Chemical restraints are usually antipsychotic drugs that are used by the nursing home to control individuals who suffer from dementia or anxiety. For a nursing home focused primarily on reducing its budget and operating on minimal staff, chemically restrained residents are easier to control and require less care than active residents. In fact, staffing shortages are a leading culprit in explaining why some nursing homes choose to restrain residents.

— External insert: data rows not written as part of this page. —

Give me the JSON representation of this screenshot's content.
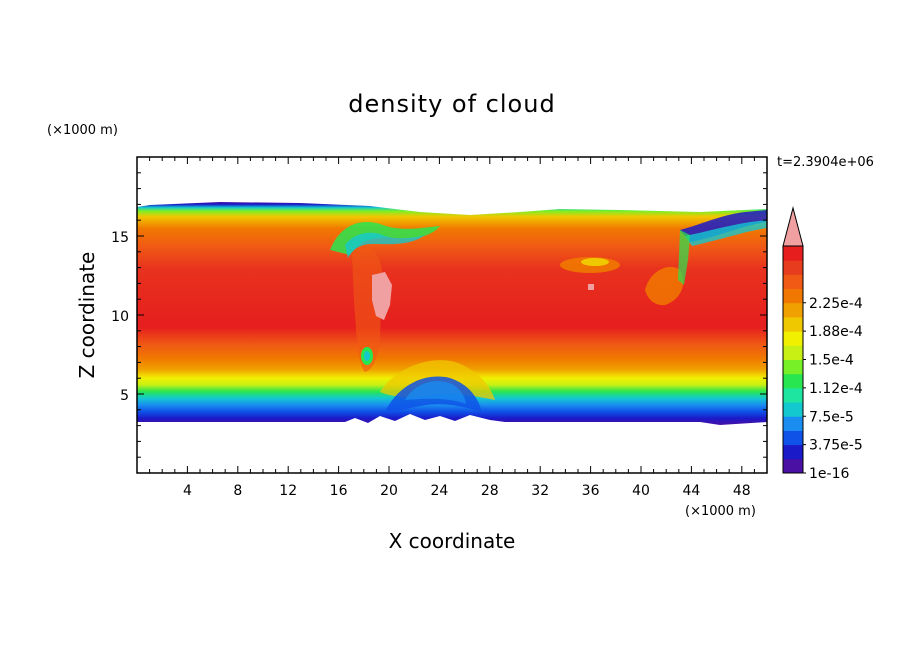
{
  "chart_data": {
    "type": "heatmap",
    "title": "density of cloud",
    "xlabel": "X coordinate",
    "ylabel": "Z coordinate",
    "x_unit": "(×1000 m)",
    "y_unit": "(×1000 m)",
    "time_label": "t=2.3904e+06",
    "xlim": [
      0,
      50
    ],
    "ylim": [
      0,
      20
    ],
    "x_ticks": [
      4,
      8,
      12,
      16,
      20,
      24,
      28,
      32,
      36,
      40,
      44,
      48
    ],
    "y_ticks": [
      5,
      10,
      15
    ],
    "colorbar": {
      "labels": [
        "1e-16",
        "3.75e-5",
        "7.5e-5",
        "1.12e-4",
        "1.5e-4",
        "1.88e-4",
        "2.25e-4"
      ],
      "colors": [
        "#4a0fa3",
        "#1a1ac8",
        "#0f52e8",
        "#1a8ef0",
        "#14c8d0",
        "#1ee6a0",
        "#28e650",
        "#78f028",
        "#c8f014",
        "#f0f000",
        "#f0c800",
        "#f0a000",
        "#f07800",
        "#f05a14",
        "#e83c1e",
        "#e61e1e"
      ],
      "extend_color": "#f0a0a0"
    },
    "cloud_base": 3.5,
    "cloud_top": 16.8
  }
}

A physical restraint is usually a device placed next to or around a resident to limit or eliminate movement by the resident. One of the most common examples of a physical restraint is the side rail on the bed. Designed to prevent a resident from falling out of bed, side rails can sometimes do more harm than good. Some of the most common injuries with side rails are falls when an unmonitored resident attempts to crawl over the side rail or asphyxiation when a resident becomes entrapped between the mattress and the side rail. Nursing homes are supposed to evaluate residents for these known dangers and supervise accordingly. When they choose not to, the resident is at great risk for serious injury or death.